I thought I was being Principled, until I saw I was being Self-Righteous.
A person who is principled has character traits that imply acting in accordance with a moral compass and/or showing a recognition of right and wrong. There is something attractive about someone known to be honesty, forth-right or with a track record of noteworthy accomplishments. They are trusted, in many cases, without the need to prove their assertions. They are often given positions of leadership because of the integrity they embody.
It is true that we can be disappointed when our trust is misused by someone who masquerades as a principled person. For Example, a confidence-person emulates principled characteristics to take advantage of the unsuspecting, politicians don’t keep their promises or some members of the clergy are unable to live up to the high standards expected of them. Yet we hold on to the ideal that living by principles is a highly desirable trait.
This essay attempts to bring out the potential that some people who want to be known as principled are in fact acting out of self-interest, only pretending to be disciplined. In such cases they exhibit attitudes of haughtiness, an air of superiority, or sometime are condescending toward those with whom they interact. They assume they are entitled to leadership roles or that their opinions should not be questioned. These are the people who seek to influence outcomes and form alliances to preserve their power-base; all the while acting as if they are perceived to be principled and, therefore, above reproach.

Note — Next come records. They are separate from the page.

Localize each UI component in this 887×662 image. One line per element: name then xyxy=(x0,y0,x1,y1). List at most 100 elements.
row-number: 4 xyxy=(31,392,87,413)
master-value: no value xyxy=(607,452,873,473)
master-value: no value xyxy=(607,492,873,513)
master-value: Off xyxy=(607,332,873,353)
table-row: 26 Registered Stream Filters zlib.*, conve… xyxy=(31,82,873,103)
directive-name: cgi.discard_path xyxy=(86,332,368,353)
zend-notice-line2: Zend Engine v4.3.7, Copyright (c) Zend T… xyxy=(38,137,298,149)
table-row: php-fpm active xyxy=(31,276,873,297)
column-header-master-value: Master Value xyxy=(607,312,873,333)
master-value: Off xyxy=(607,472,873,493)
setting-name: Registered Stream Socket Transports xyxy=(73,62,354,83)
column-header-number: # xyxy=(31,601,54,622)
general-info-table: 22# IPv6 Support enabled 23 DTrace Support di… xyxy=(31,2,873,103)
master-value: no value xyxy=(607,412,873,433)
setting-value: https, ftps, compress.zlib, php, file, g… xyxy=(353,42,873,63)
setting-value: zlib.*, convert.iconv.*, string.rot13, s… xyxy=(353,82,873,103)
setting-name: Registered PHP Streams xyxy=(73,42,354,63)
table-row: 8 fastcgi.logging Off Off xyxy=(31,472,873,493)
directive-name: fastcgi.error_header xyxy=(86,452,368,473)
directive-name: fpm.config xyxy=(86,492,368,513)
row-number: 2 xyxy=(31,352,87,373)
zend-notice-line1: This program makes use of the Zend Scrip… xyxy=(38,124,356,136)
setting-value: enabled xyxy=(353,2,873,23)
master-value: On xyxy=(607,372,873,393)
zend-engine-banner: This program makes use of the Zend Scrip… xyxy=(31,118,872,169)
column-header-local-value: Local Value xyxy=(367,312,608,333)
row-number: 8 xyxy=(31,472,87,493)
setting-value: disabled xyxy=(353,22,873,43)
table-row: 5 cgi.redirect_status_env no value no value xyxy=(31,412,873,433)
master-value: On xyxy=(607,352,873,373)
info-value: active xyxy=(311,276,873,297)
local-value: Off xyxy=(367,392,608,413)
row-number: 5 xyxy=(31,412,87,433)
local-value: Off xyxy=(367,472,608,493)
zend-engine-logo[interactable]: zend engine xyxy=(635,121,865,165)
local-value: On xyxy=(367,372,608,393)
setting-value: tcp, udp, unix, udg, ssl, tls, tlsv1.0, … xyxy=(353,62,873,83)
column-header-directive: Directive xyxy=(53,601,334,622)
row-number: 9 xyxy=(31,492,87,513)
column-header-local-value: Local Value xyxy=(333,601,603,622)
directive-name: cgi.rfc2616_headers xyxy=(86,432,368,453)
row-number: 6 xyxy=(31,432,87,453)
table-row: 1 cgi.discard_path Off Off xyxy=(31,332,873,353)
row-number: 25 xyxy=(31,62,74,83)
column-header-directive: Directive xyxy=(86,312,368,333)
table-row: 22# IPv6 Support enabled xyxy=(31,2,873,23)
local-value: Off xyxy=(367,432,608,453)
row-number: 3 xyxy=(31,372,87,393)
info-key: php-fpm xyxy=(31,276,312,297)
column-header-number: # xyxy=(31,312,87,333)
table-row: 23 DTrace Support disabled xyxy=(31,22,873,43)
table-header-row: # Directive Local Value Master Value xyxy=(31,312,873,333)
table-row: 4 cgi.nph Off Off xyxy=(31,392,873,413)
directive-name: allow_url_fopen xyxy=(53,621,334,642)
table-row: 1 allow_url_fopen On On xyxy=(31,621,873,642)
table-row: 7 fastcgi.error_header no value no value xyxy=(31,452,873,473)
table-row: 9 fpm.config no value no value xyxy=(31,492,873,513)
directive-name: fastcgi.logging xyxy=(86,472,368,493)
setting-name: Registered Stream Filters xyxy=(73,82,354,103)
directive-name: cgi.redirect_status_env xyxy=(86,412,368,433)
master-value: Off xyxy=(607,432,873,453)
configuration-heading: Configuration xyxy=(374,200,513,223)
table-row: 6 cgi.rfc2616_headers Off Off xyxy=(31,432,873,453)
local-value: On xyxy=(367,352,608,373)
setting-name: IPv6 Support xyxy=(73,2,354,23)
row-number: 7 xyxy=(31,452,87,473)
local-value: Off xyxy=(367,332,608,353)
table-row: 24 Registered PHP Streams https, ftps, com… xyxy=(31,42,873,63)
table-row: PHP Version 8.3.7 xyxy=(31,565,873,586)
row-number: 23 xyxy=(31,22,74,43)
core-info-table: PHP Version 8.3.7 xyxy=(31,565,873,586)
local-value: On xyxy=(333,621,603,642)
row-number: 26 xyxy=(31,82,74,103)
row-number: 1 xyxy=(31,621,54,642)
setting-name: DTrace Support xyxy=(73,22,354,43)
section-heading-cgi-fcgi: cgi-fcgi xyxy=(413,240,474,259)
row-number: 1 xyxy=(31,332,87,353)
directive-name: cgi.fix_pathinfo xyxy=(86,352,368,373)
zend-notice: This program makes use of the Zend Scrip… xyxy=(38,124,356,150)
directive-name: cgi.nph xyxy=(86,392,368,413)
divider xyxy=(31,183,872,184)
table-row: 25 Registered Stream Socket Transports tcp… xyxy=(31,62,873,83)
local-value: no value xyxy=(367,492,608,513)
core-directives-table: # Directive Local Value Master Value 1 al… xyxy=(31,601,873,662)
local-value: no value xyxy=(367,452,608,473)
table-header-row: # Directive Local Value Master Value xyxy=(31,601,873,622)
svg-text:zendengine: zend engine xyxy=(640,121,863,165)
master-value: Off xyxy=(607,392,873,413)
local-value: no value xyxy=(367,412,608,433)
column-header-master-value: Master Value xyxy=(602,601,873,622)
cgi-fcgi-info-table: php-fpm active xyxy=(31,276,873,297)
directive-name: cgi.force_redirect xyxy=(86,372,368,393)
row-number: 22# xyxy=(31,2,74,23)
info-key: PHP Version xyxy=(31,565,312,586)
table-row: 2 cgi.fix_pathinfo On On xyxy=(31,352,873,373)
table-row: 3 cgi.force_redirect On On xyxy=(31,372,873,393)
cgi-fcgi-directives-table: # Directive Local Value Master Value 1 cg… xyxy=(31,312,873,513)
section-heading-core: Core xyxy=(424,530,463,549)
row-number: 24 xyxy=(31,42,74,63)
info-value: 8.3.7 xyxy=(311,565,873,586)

Self-righteousness is certainly exhibited with attitude; however, it reveals an underlying character flaw. This character flaw must be addressed with deep self-examination and concerted effort to modify this behavior. The circumstances that lead to someone recognizing their self-righteousness are likely painful. Without an event that produces an abrupt and piercing emotional pain many are unable to begin to understand and take responsibility for the effects of their behavior on others. For those who make this transition the characteristics of acceptance, forgiveness and humility soften their hard edges.
How do you function in situations where group dynamics bring out a variety of personality types? What are your deep motives as you participate? Do you talk critically about the strong personalities to others outside of the group discussion? How do you want others to see you and your role in the group?